Of course, establishing new products and marketing them towards China only has value if Chinese investors trust them and are willing to save rather than spend. There are those who say that offshore products are failing on both counts.
KPMG’s Gu believes that investors are cautious about new offshore products, and rightly so. Trusts and foundations, and Beijing’s view of them, has never really been tested.
"As far as we can see there are many offshore trusts being established, and we’ve not yet seen an active challenge from the tax authorities. But that doesn’t mean they’re not going to do anything. We are starting to see increasing scrutiny, and these structures could be seen as tax avoidance," he said.
Others, such as Didier Brizard at the Paris-based Tiaré Group, feel that while there are plenty of people getting rich in China, few are planning ahead.
Speaking at a wealth management conference last month, Brizard said China suffered from a "shirtsleeves to shirtsleeves" problem, meaning that wealth accumulated by one generation was not making it on to the next. Unlike the majority of Chinese people, who are aggressive savers, China’s uber-rich appear to be evolving into profligates.

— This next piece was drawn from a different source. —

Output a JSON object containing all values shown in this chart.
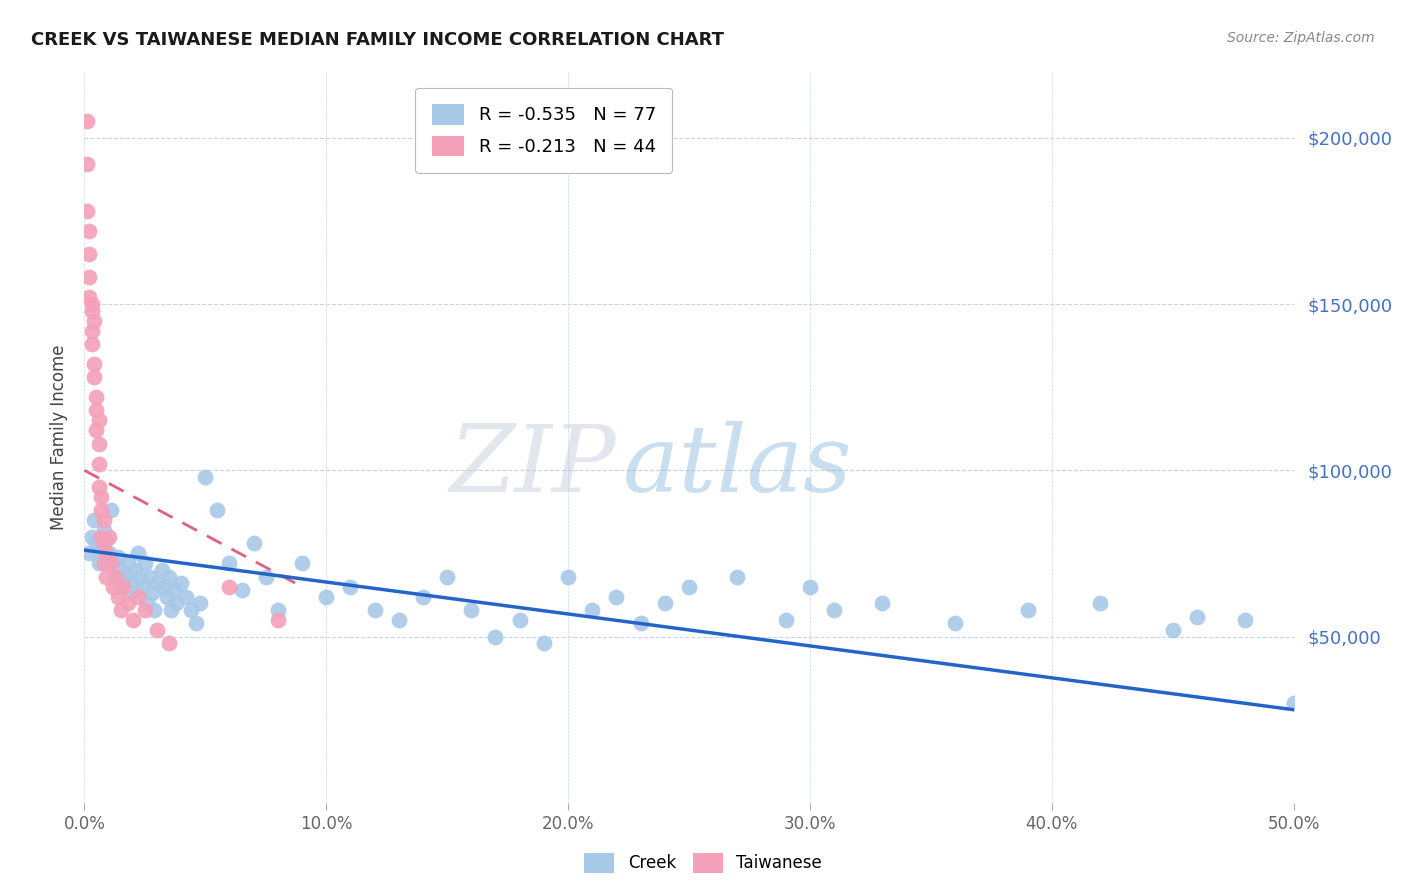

Andy Slevin, Shanghai managing director of property consultancy Knight Frank, agrees with Brizard. He says that Chinese investors tend to be focused on creating new wealth, not protecting existing assets, and few are making long-term plans. "They are thinking: ‘Why save? I made US$10 million today and I’ll make another US$10 million tomorrow.’ They think their kids will have more money than they know what to do with," he said.

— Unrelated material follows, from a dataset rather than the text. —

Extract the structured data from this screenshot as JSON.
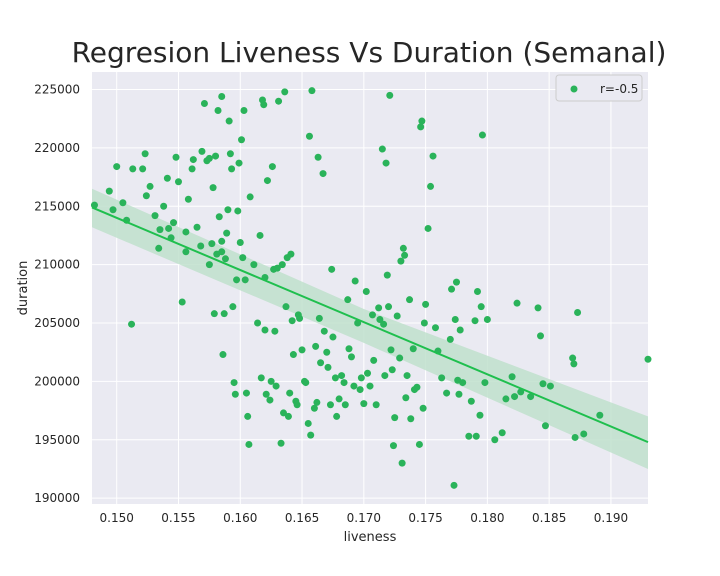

While the parents may not be looking to the future, it seems that increasingly their little emperors are. Chinese buyers are purchasing property everywhere from the UK to Australia, and it is often their children who drive the investments.

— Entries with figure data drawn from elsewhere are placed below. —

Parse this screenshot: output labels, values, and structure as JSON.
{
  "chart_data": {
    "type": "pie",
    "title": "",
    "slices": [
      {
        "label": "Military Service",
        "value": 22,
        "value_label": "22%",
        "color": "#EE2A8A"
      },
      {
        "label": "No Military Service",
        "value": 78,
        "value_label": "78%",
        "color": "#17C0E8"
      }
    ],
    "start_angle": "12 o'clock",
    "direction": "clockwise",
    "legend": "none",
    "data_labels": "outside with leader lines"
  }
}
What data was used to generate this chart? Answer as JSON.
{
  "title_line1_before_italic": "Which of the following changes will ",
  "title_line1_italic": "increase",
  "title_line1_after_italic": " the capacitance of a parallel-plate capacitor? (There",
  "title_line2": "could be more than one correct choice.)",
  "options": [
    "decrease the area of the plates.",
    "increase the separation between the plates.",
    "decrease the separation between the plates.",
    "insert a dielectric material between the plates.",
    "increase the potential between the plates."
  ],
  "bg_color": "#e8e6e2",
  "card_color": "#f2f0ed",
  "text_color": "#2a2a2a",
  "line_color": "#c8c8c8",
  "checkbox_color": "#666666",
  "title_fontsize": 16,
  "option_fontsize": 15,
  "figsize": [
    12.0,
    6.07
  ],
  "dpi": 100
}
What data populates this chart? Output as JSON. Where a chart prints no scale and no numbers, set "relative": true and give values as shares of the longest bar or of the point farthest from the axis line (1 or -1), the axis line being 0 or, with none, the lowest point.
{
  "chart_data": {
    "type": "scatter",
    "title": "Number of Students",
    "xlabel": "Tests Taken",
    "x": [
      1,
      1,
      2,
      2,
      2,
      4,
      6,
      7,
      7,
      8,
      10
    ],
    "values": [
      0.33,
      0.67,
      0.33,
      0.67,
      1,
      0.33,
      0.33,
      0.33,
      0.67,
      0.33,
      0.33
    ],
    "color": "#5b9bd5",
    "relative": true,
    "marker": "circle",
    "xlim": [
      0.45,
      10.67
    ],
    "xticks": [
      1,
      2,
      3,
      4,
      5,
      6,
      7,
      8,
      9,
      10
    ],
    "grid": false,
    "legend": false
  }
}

"There has been a barrier to mainland Chinese historically, partly because of the difficulty in getting money out of the country but also a sense of lack of knowledge of those markets. Chinese investors do not want to be the first movers," Slevin said.
"But we’re starting to see this change. Their sons and daughters have lived [overseas] for a couple of years and they understand how the markets work. They’re now coming back and telling their parents: We should really be getting in on this."
Beijing’s capital controls have long been a barrier to wealthy Chinese wanting to enter foreign markets, but there are an increasing number of methods for those who want to do so.
These methods feature various levels of legality. While businesspeople are often able to use company structures to transfer currency legally, Bank of China recently estimated that the amount of lending coming from informal channels amounts to US$139 billion per year. Shenzhen is said to be rife with "reputable but informal" banks that make cross-border transfers.
Andy Slevin, Shanghai managing director of property consultancy firm Knight Frank, points out that the number of mainlanders buying properties in Hong Kong alone is evidence that China’s rich are managing to bypass capital controls.
Methods such as transfer pricing – buying goods in China, exporting them to Hong Kong and selling them to the US for a profit – as well as setting up dual accounts in China and Hong Kong or having friends or relatives withdraw cash from Chinese banks in Hong Kong are widely used. Some Chinese even use mainland Chinese credit cards to pay for property abroad.
"There are various ways around the mainland capital controls. Not all of them are legal, but there is no question that they are getting their money offshore because we are seeing people buying," he said.